Thesis Type |
|
Status |
Open |
Proposal on |
13/05/2025 1:00 pm |
Proposal room |
|
Supervisor(s) |
Stefan Decker |
Advisor(s) |
Mehdi Akbari G. Avikarsha Mandal |
Contact |
mehdi.akbari.gurabi@fit.fraunhofer.de avikarsha.mandal@fit.fraunhofer.de |
The thesis focuses on the new regulatory requirements imposed on companies by the NIS2 directive. It aims to systematically extract these requirements and align them with established industry standards that provide detailed guidance for implementation. This alignment is anticipated to result in a comprehensive set of requirements, coupled with corresponding passages from industry standards, thereby facilitating compliant behavior.
Building on this foundation, the thesis will develop proof-of-concept playbooks that address key NIS2 compliance requirements. During development, efforts will be made to enhance the semantics of the structured playbooks by enriching them, or even individual steps, with information regarding the specific regulatory requirements they address. This thorough documentation will later enable the calculation of coverage.
Additionally, the research contributes to exploring and improving the shareability of playbooks.
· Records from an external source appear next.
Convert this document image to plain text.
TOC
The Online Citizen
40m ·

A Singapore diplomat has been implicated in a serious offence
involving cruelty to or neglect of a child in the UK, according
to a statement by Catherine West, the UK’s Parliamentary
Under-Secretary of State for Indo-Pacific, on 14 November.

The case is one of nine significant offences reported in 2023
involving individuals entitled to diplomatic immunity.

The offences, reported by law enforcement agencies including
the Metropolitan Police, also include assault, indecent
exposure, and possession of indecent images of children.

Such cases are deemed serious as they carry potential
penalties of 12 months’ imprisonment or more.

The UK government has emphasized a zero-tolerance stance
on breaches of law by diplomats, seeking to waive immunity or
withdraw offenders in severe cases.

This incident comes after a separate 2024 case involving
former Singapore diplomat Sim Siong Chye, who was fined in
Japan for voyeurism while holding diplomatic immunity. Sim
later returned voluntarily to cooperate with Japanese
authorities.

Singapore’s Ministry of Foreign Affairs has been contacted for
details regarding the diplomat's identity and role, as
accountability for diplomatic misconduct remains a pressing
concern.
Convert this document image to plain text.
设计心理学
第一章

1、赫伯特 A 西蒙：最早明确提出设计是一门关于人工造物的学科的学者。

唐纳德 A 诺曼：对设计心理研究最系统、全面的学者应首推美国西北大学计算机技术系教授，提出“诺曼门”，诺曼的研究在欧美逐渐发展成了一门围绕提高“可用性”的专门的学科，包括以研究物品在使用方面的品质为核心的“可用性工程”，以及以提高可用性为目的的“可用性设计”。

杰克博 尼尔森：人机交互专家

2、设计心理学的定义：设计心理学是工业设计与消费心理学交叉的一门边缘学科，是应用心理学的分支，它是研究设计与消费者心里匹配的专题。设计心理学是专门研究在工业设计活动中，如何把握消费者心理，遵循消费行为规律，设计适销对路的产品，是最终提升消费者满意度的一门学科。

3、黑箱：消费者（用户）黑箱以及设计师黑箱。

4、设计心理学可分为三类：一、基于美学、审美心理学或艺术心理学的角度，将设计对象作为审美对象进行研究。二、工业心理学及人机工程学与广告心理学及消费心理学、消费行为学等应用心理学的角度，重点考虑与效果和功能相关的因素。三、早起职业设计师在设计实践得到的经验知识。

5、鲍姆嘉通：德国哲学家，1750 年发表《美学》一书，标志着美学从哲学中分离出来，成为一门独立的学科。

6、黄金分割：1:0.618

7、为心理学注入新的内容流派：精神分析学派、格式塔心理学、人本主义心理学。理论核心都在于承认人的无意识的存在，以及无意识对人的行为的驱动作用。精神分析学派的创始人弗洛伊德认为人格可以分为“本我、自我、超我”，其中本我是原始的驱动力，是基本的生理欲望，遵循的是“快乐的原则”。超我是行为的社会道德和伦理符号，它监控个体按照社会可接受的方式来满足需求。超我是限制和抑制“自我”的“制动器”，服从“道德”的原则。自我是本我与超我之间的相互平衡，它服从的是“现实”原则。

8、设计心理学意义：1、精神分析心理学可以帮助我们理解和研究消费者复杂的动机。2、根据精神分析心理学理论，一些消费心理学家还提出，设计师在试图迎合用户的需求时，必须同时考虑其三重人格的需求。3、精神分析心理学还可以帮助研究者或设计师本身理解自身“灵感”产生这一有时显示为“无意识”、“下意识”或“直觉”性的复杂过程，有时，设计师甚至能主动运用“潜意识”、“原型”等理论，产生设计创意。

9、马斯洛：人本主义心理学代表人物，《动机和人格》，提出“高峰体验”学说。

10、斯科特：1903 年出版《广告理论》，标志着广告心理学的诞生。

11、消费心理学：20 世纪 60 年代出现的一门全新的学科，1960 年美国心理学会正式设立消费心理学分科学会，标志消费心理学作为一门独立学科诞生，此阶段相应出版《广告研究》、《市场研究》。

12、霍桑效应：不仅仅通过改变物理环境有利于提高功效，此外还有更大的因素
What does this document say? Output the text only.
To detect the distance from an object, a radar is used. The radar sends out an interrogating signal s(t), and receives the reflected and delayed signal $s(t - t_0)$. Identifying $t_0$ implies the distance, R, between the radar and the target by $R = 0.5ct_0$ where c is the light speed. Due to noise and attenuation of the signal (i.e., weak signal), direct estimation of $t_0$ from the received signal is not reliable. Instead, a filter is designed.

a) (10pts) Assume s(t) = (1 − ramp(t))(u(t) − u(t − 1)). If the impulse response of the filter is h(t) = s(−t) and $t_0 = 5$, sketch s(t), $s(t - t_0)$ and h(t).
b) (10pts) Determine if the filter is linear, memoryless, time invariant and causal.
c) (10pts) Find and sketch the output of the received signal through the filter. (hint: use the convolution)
The goal is to create generic playbooks that are transferable between organizations while effectively supporting individual use. This exploration may include ideas such as modularity, textual guidelines, or code-based playbook refinement. The requirements extraction will follow an established methodology, and the resulting playbooks will be evaluated against a pre-defined set of relevant factors, may be verified through expert interviews.
This work is particularly significant due to the introduction of directives like NIS2 and legislations such as the EU Cybersecurity Act, which emphasize the need for timely incident reporting and automation in response processes. The thesis will first focus on analyzing these directives and regulations, followed by implementing necessary components to achieve compliance. Exploring solutions such as Dataspace strategies may provide valuable insights, drawing from previous research on cyber threat intelligence sharing through data spaces. The emphasis will be on developing solutions that enhance playbook functionality and compliance efficacy.
Some references related to the topic:
- NIS2 Directive Overview: https://digital-strategy.ec.europa.eu/en/policies/nis2-directive
- https://www.dataguard.co.uk/blog/a-step-by-step-guide-for-nis2-directive
- The EU Cybersecurity Act: https://eur-lex.europa.eu/EN/legal-content/summary/the-eu-cybersecurity-act.html
- Requirements for Playbook-Assisted Cyber Incident Response, Reporting and Automation: https://dl.acm.org/doi/full/10.1145/3688810
- The EU’s cybersecurity framework: the interplay between the Cyber Resilience Act and the NIS 2 Directive: https://link.springer.com/article/10.1365/s43439-023-00084-z
- Cybersecurity in the EU: How the NIS2-directive stacks up against its predecessor: https://www.sciencedirect.com/science/article/pii/S0267364923001000
Prerequisites:
Basic knowledge in the domains of cyber incident response, requirement analysis, and system engineering.